Note that this method doesn’t make a lot of policy sense. It effectively double-counts health inflation in the beneficiaries’ premium payments. Premium growth rates already include health inflation above the CPI; adding the excess of premium growth over the CPI to premium growth simply counts health inflation twice.
Note also that doing the calculation this way means the government’s contribution will grow at widely varying rates, by income. In all cases, the government’s contribution will grow at a rate below health-cost inflation. And, in some cases, the government’s contribution will actually fall below CPI growth. For instance, if the total premium for coverage in an exchange is $18,000 in 2018, and if health inflation is 7 percent and the CPI is 2.3 percent, the government’s contribution would fall below the CPI for any household that was paying at least $9,000 toward the total premium in 2018.

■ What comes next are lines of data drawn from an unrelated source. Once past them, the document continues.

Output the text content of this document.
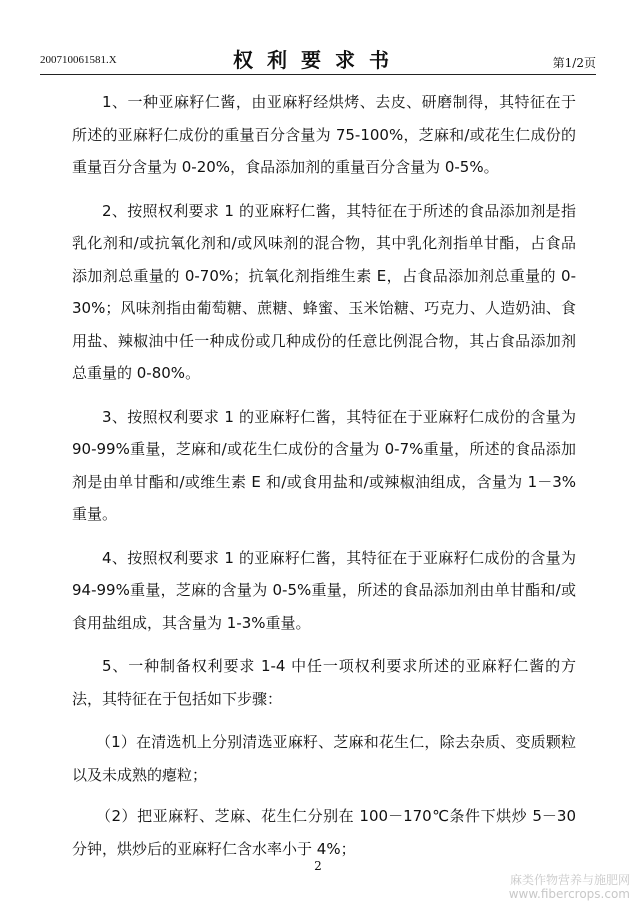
200710061581.X	权利要求书	第1/2页

1、一种亚麻籽仁酱，由亚麻籽经烘烤、去皮、研磨制得，其特征在于所述的亚麻籽仁成份的重量百分含量为 75-100%，芝麻和/或花生仁成份的重量百分含量为 0-20%，食品添加剂的重量百分含量为 0-5%。

2、按照权利要求 1 的亚麻籽仁酱，其特征在于所述的食品添加剂是指乳化剂和/或抗氧化剂和/或风味剂的混合物，其中乳化剂指单甘酯，占食品添加剂总重量的 0-70%；抗氧化剂指维生素 E，占食品添加剂总重量的 0-30%；风味剂指由葡萄糖、蔗糖、蜂蜜、玉米饴糖、巧克力、人造奶油、食用盐、辣椒油中任一种成份或几种成份的任意比例混合物，其占食品添加剂总重量的 0-80%。

3、按照权利要求 1 的亚麻籽仁酱，其特征在于亚麻籽仁成份的含量为 90-99%重量，芝麻和/或花生仁成份的含量为 0-7%重量，所述的食品添加剂是由单甘酯和/或维生素 E 和/或食用盐和/或辣椒油组成，含量为 1－3%重量。

4、按照权利要求 1 的亚麻籽仁酱，其特征在于亚麻籽仁成份的含量为 94-99%重量，芝麻的含量为 0-5%重量，所述的食品添加剂由单甘酯和/或食用盐组成，其含量为 1-3%重量。

5、一种制备权利要求 1-4 中任一项权利要求所述的亚麻籽仁酱的方法，其特征在于包括如下步骤：

（1）在清选机上分别清选亚麻籽、芝麻和花生仁，除去杂质、变质颗粒以及未成熟的瘪粒；

（2）把亚麻籽、芝麻、花生仁分别在 100－170℃条件下烘炒 5－30 分钟，烘炒后的亚麻籽仁含水率小于 4%；

2
麻类作物营养与施肥网
www.fibercrops.com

There’s an additional complication. The law states — in a provision called “the failsafe” — that this additional adjustment to reflect premium growth over the CPI will only apply in years (after 2018) in which “the aggregate amount of premium tax credits under this section and cost-sharing reductions under section 1402 of the Patient Protection and Affordable Care Act for the preceding calendar year exceeds an amount equal to 0.504 percent of the gross domestic product for the preceding calendar year.”
CBO assumes that spending on the subsidies and cost-sharing credits will (“probably”) exceed the threshold, and therefore the additional adjustment is operative (see p. 35 of The Long-Term Budget Outlook).
The chief actuary of the Medicare program, however, has stated (see p. 5 of this analysis) that his office estimates the aggregate spending on the credits will be just barely above the 0.504 percent of GDP threshold in 2018. Consequently, according to the actuaries’ projections, the government’s vouchers in 2019 and beyond would rise roughly in concert with GDP, not the CPI.
To sum up: My column asserted that Obamacare’s exchange vouchers would be tied to consumer inflation. That is apparently not CBO’s interpretation of what the law requires (based on a review of CBO’s current cost projections), although the law is so vague and imprecise that alternative interpretations are certainly possible. The larger point of the column remains valid regardless. Critics of Rep. Paul Ryan’s Medicare plan are on the warpath about vouchers for private insurance falling below baseline expectations of cost growth. The same accusation can be leveled against Obamacare’s vouchers. Indeed, some Obamacare participants would get vouchers that grow at less than the rate of the CPI. And even assuming this apparent interpretation of what the law requires, it is easy to see how allhouseholds in Obamacare’s exchanges would be facing double-digit premium increases each and every year after 2018 if health costs continue to rise as rapidly in the future as they have in the past.